“La créativité dans son cahier est très stimulant et porteur de vie”
Créativité, introspection et exutoire : découvre la méthode développée par Anne-Marie !
La première fois que j’ai entendu parler de Journal créatif® c’est lorsque je cherchais des synonymes français du terme art journal pour créer le site internet de L’Âme du Fait-Main.
J’avoue qu’à l’époque je n’avais pas fouillé davantage le concept du Journal Créatif® pensant que ce n’était qu’un simple art journal.
Ce n’est qu’en début de cette année 2020 qu’une Créanaute (membre du groupe Facebook de la communauté de L’’Âme du Fait-Main) m’a dit adorer le travail d’Anne-Marie Jobin dans ses carnets. C’est à ce moment-là que j’ai compris les subtilités entre un simple art journal et un journal Créatif® et que j’ai décidé de prendre contact avec sa créatrice.
J’ai eu l’honneur de converser avec Anne-Marie en personne lors d’une visioconférence en juin dernier, au cours de laquelle elle a gentiment accepté de vous présenter son approche des carnets créatifs grâce à cette interview.
Présentation
Bonjour Anne-Marie !
Aujourd’hui tu es reconnue dans le monde des carnets créatifs pour avoir développé la méthode Journal créatif® ainsi que sa transmission à travers tes ouvrages et l’école Le Jet d’Ancre.
Mais avant d’en arriver là, pourrais-tu nous en dire un peu plus sur toi et ton parcours de vie ?
Je suis née dans la ville de Québec, dans une famille de 5 enfants. J’ai toujours aimé écrire et dessiner et j’ai commencé à tenir un journal à l’âge de 13 ans. C’était un journal seulement écrit, je ne pensais pas qu’on pouvait utiliser le dessin spontanément, juste pour s’exprimer.
J’ai mis 14 ans avant d’oser dessiner dans mon cahier. Même après cela, ce fut un long parcours avant que mon journal ne devienne vraiment créatif, mais il m’accompagnait et m’aidait quand même. J’essayais de voir clair, de rester connectée à ce qui avait du sens pour moi, de prendre les bonnes décisions.

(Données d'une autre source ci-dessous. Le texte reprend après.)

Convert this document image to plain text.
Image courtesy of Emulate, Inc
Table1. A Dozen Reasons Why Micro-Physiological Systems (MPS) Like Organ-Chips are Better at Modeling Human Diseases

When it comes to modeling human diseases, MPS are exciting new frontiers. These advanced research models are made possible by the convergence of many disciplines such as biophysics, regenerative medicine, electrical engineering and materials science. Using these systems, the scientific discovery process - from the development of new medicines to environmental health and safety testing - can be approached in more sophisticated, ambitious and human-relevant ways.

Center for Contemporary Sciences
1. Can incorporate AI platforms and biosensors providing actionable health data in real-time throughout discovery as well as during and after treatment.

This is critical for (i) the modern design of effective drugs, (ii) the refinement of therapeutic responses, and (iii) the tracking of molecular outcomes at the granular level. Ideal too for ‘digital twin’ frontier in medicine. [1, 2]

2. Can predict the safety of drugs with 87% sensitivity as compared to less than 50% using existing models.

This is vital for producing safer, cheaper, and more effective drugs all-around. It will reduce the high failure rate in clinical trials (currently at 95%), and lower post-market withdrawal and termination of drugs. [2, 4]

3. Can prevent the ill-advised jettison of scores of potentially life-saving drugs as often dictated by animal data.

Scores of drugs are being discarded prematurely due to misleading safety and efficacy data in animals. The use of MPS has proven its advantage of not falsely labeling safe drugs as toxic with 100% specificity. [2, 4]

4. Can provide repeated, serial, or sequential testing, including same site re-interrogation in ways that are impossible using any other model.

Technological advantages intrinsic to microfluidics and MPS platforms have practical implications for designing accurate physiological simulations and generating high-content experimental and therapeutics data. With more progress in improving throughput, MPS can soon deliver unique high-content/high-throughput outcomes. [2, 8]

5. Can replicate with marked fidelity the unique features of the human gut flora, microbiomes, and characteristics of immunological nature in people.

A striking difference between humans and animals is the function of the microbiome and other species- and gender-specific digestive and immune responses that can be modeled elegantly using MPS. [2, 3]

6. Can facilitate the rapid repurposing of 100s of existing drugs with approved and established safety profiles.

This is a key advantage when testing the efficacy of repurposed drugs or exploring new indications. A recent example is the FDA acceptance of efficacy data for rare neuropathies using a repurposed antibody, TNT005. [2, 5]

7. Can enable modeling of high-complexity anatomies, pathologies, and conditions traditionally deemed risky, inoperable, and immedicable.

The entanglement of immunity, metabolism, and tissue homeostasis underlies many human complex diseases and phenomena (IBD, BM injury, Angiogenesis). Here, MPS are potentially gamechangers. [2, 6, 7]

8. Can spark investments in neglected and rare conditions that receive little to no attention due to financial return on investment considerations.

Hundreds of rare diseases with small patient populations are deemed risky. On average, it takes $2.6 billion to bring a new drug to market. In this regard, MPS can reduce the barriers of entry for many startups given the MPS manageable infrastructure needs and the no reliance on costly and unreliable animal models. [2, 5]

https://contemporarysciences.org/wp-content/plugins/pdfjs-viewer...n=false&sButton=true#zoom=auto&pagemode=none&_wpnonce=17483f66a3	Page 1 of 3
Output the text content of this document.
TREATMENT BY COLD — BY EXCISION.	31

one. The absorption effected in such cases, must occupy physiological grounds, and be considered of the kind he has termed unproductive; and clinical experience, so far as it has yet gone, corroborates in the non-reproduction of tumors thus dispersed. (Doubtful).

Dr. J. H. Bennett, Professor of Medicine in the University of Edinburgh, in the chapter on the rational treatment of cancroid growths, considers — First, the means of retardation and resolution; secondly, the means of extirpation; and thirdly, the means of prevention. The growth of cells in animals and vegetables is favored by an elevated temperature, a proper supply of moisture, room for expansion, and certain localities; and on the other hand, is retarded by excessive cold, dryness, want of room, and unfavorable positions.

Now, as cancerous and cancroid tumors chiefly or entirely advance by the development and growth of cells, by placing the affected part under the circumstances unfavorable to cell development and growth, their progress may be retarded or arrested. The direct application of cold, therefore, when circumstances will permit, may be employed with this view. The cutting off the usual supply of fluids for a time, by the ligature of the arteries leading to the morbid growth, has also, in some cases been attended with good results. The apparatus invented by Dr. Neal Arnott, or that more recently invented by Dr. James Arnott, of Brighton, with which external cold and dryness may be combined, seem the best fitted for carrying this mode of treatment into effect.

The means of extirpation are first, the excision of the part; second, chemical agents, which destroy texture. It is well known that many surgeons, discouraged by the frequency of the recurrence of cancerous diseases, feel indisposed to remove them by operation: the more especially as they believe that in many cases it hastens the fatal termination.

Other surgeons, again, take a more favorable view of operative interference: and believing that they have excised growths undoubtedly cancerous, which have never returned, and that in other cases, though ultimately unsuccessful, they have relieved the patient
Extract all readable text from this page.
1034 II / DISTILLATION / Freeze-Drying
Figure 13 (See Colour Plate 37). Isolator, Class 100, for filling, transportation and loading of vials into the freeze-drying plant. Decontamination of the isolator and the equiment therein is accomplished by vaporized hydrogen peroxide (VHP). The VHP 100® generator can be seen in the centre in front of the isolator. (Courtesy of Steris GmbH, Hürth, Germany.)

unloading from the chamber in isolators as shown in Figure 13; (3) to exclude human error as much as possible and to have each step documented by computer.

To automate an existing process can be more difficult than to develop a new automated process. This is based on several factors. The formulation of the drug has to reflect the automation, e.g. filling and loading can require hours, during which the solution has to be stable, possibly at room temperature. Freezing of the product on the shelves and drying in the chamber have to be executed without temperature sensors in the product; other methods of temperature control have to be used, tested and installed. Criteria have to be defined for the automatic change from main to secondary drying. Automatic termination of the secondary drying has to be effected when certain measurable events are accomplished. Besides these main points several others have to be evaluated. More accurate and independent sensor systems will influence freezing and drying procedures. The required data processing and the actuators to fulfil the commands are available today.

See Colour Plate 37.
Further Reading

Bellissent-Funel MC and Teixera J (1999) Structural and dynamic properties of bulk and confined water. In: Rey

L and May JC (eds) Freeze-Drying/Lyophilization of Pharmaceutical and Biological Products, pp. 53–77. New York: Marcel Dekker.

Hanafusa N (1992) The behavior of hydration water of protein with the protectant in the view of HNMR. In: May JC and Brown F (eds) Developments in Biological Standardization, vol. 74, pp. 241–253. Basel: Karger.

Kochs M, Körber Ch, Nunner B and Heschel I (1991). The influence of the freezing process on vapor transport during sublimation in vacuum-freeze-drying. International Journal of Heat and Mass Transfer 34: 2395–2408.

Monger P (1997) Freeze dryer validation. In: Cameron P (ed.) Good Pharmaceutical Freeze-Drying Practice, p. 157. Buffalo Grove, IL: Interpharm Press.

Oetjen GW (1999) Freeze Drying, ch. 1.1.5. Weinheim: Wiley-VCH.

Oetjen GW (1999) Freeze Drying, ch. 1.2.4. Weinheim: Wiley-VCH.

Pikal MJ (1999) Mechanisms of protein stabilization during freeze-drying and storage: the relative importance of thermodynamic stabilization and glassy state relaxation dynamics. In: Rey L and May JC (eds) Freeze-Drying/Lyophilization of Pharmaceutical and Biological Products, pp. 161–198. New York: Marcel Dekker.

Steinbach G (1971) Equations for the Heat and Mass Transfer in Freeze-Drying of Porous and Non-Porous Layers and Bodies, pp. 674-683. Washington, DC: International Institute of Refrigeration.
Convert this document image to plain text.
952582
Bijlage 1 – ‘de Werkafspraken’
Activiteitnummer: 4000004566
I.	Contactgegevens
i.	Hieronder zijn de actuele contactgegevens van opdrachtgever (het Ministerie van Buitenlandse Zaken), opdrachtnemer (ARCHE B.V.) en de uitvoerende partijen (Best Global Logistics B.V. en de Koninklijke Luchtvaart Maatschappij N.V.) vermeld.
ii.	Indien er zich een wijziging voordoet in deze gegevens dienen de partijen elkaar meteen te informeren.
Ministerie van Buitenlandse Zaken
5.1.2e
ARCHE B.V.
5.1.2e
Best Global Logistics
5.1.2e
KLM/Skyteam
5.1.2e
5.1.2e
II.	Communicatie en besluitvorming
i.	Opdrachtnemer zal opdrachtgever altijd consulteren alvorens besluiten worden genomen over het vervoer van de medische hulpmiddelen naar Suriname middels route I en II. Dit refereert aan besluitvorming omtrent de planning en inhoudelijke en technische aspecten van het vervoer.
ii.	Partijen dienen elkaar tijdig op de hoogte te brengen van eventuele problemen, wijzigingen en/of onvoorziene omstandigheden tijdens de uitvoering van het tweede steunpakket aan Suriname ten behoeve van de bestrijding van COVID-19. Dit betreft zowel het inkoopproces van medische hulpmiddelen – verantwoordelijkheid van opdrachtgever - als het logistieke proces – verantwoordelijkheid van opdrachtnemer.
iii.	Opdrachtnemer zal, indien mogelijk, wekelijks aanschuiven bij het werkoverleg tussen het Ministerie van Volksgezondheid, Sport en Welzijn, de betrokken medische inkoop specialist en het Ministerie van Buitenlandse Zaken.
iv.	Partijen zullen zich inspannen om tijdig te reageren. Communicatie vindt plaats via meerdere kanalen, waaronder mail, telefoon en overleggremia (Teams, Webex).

D’un autre côté, j’ai réalisé rapidement que j’aimais les humains marginalisés – et je cherchais à être utile. Cela m’a menée à étudier en Travail Social et j’ai travaillé une dizaine d’années dans des associations de personnes handicapées, d’immigrants et réfugiés. Mais l’aspect créativité me manquait. J’étais un peu perdue, je travaillais puis je partais en voyage, je n’arrivais pas à trouver mon chemin.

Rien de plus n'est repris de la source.